The Measurement Problem
GPU execution is asynchronous. When you call queue.submit(), the work doesn't happen immediately—it gets scheduled for later execution. This means you can't simply wrap GPU calls with performance.now() and expect meaningful results.
// This measures nothing useful
const start = performance.now();
queue.submit([commandBuffer]);
const end = performance.now();
// end - start ≈ 0.01ms (just the CPU time to enqueue)The CPU returns almost immediately after submitting work. The GPU might not even start executing for several milliseconds, and the actual computation takes longer still. To measure GPU time, you need timestamps recorded on the GPU itself.
Timestamp Queries
WebGPU provides the timestamp-query feature for GPU-side timing. You create a query set, write timestamps at specific points in your command buffer, and later read the results back to the CPU.
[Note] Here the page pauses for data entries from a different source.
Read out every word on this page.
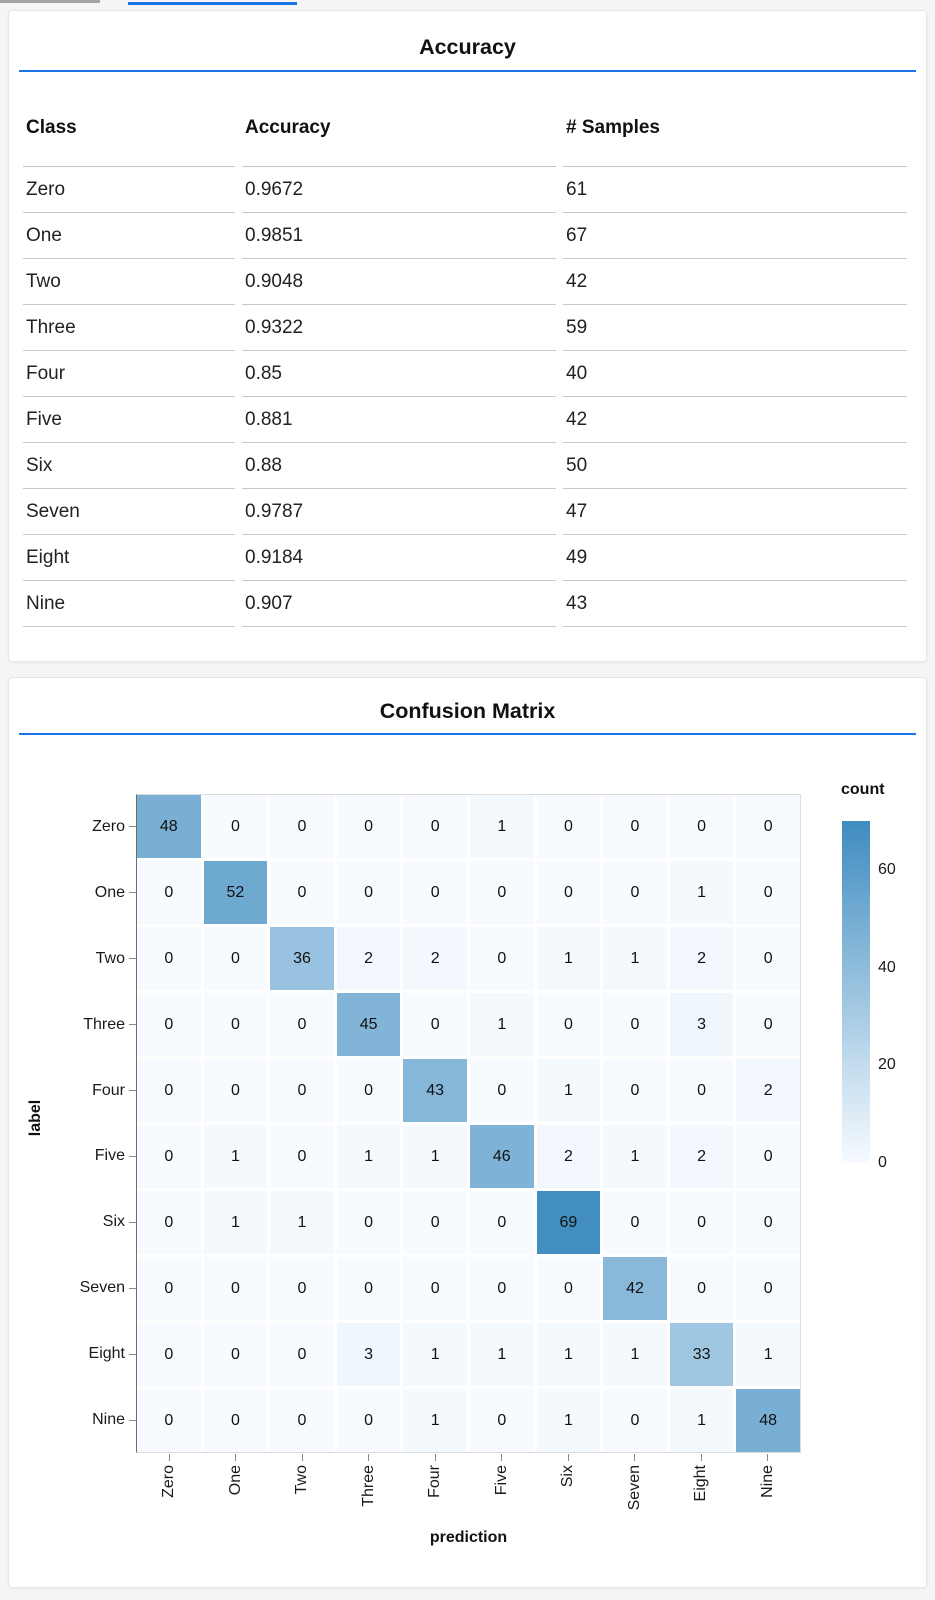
Accuracy
Class	Accuracy	# Samples
Zero	0.9672	61
One	0.9851	67
Two	0.9048	42
Three	0.9322	59
Four	0.85	40
Five	0.881	42
Six	0.88	50
Seven	0.9787	47
Eight	0.9184	49
Nine	0.907	43
Confusion Matrix
48	0	0	0	0	1	0	0	0	0
0	52	0	0	0	0	0	0	1	0
0	0	36	2	2	0	1	1	2	0
0	0	0	45	0	1	0	0	3	0
0	0	0	0	43	0	1	0	0	2
0	1	0	1	1	46	2	1	2	0
0	1	1	0	0	0	69	0	0	0
0	0	0	0	0	0	0	42	0	0
0	0	0	3	1	1	1	1	33	1
0	0	0	0	1	0	1	0	1	48
label
prediction
count
Zero
One
Two
Three
Four
Five
Six
Seven
Eight
Nine
Zero	One	Two	Three	Four	Five	Six	Seven	Eight	Nine
60
40
20
0
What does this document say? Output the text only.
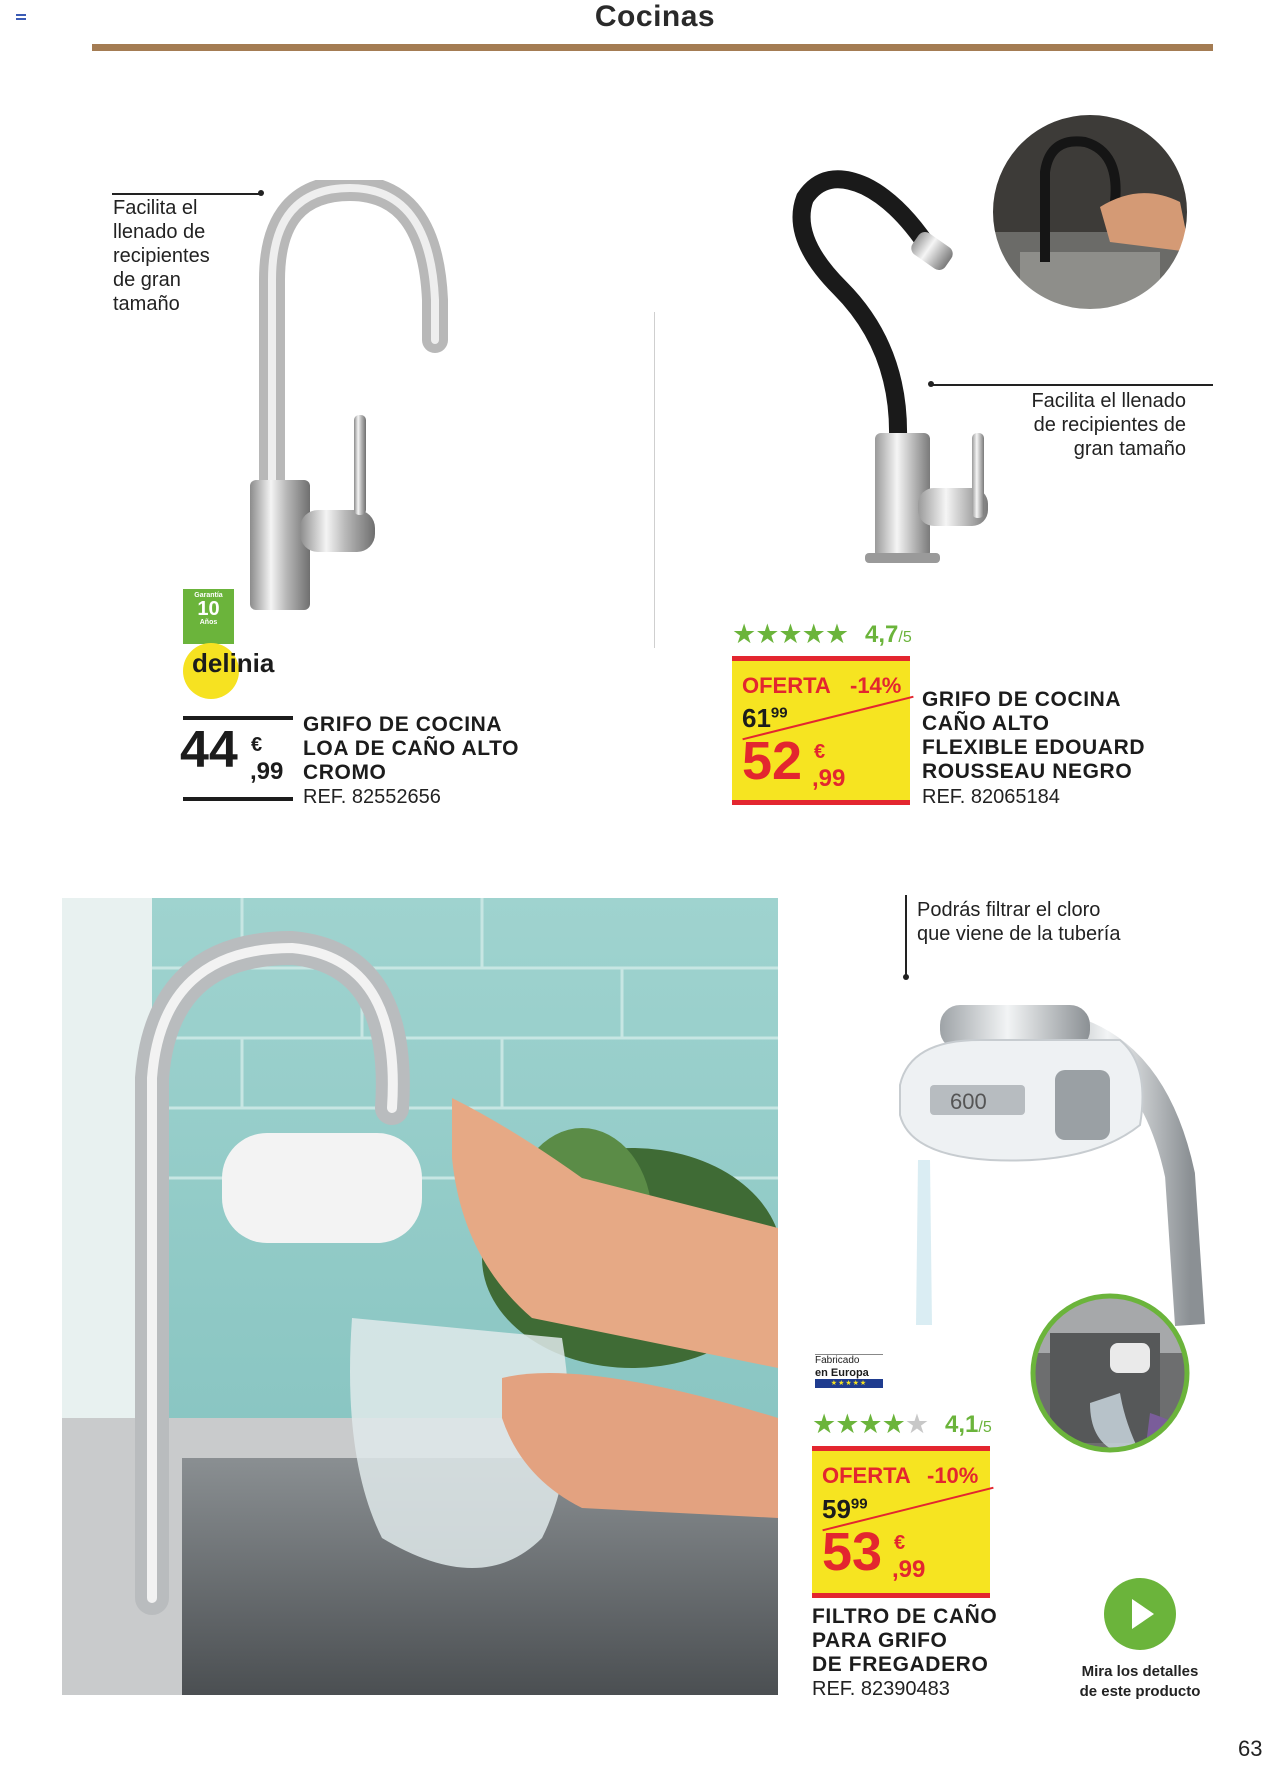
Cocinas
Facilita el
llenado de
recipientes
de gran
tamaño
Garantía
10
Años
delinia
44 €
,99
GRIFO DE COCINA
LOA DE CAÑO ALTO
CROMO
REF. 82552656
Facilita el llenado
de recipientes de
gran tamaño
★★★★★ 4,7/5
OFERTA -14%
$61^{99}$
52 €
,99
GRIFO DE COCINA
CAÑO ALTO
FLEXIBLE EDOUARD
ROUSSEAU NEGRO
REF. 82065184
Podrás filtrar el cloro
que viene de la tubería
600
Fabricado
en Europa
★★★★★
★★★★★ 4,1/5
OFERTA -10%
$59^{99}$
53 €
,99
FILTRO DE CAÑO
PARA GRIFO
DE FREGADERO
REF. 82390483
Mira los detalles
de este producto
63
// Check if timestamps are supported
const adapter = await navigator.gpu.requestAdapter();
if (!adapter.features.has('timestamp-query')) {
console.log('Timestamp queries not supported');
}
// Request the feature when creating the device
const device = await adapter.requestDevice({
requiredFeatures: ['timestamp-query'],
});Once you have a device with timestamp support, create a query set to hold the timestamp values:
const querySet = device.createQuerySet({
type: 'timestamp',
count: 2, // Start and end timestamps
});
// Buffer to resolve query results into
const queryBuffer = device.createBuffer({
size: 2 * 8, // 2 timestamps × 8 bytes each (BigInt64)
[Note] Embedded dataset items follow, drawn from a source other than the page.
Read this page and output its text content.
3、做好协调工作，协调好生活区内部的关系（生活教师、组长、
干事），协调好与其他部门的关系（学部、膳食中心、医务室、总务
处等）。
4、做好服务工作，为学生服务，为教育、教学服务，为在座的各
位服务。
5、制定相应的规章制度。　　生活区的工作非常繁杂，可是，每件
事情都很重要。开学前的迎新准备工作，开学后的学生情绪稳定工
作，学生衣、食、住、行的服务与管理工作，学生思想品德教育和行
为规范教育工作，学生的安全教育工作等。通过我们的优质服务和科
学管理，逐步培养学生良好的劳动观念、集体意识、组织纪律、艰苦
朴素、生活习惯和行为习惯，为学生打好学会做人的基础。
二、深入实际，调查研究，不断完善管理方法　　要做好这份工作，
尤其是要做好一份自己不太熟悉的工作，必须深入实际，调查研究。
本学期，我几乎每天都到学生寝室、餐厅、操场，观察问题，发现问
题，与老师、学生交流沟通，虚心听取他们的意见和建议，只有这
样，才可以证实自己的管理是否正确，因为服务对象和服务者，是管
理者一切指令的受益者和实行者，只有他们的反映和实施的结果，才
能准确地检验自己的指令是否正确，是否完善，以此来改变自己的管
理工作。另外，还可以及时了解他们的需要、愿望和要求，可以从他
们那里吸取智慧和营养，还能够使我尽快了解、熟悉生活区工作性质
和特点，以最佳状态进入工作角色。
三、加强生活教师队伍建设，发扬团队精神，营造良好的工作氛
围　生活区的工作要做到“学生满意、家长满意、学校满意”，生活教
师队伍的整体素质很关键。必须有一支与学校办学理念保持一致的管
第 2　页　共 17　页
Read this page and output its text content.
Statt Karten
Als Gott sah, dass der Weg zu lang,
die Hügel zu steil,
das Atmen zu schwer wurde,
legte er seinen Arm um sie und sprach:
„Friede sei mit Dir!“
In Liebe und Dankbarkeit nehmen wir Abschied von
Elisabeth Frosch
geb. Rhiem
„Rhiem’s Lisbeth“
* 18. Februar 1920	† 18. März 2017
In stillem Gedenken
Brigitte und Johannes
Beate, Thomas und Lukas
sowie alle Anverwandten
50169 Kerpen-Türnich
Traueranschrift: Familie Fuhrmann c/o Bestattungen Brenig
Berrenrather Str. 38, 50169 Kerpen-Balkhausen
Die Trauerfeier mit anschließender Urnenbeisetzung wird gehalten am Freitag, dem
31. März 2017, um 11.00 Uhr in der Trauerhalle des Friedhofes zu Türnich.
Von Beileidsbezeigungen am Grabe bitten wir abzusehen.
usage: GPUBufferUsage.QUERY_RESOLVE | GPUBufferUsage.COPY_SRC,
});
// Buffer readable by CPU
const readBuffer = device.createBuffer({
size: 2 * 8,
usage: GPUBufferUsage.COPY_DST | GPUBufferUsage.MAP_READ,
});Interactive: How timestamp queries work
Step through to see how timestamps capture GPU execution time independent of CPU submission timing.
Writing Timestamps
You write timestamps at the beginning and end of passes using the timestampWrites option:
const encoder = device.createCommandEncoder();
const computePass = encoder.beginComputePass({
timestampWrites: {
querySet,
beginningOfPassWriteIndex: 0,
endOfPassWriteIndex: 1,
},
});
computePass.setPipeline(pipeline);
computePass.setBindGroup(0, bindGroup);
computePass.dispatchWorkgroups(64, 64);
computePass.end();
// Resolve timestamps into buffer
encoder.resolveQuerySet(querySet, 0, 2, queryBuffer, 0);
// Copy to mappable buffer
encoder.copyBufferToBuffer(queryBuffer, 0, readBuffer, 0, 16);
device.queue.submit([encoder.finish()]);Render passes work the same way:
const renderPass = encoder.beginRenderPass({
colorAttachments: [...],
timestampWrites: {
querySet,
beginningOfPassWriteIndex: 0,
endOfPassWriteIndex: 1,
},
});Reading Results
After the GPU finishes executing and you've resolved the query set, map the read buffer to access the timestamps:
await readBuffer.mapAsync(GPUMapMode.READ);
const data = new BigInt64Array(readBuffer.getMappedRange());
const startTime = data[0];
const endTime = data[1];
const durationNanoseconds = Number(endTime - startTime);
const durationMs = durationNanoseconds / 1_000_000;
console.log(`Pass took ${durationMs.toFixed(3)}ms`);
readBuffer.unmap();Timestamps are in nanoseconds, giving you microsecond-level precision. For typical frame budgets measured in milliseconds, this precision reveals performance characteristics invisible to coarser measurements.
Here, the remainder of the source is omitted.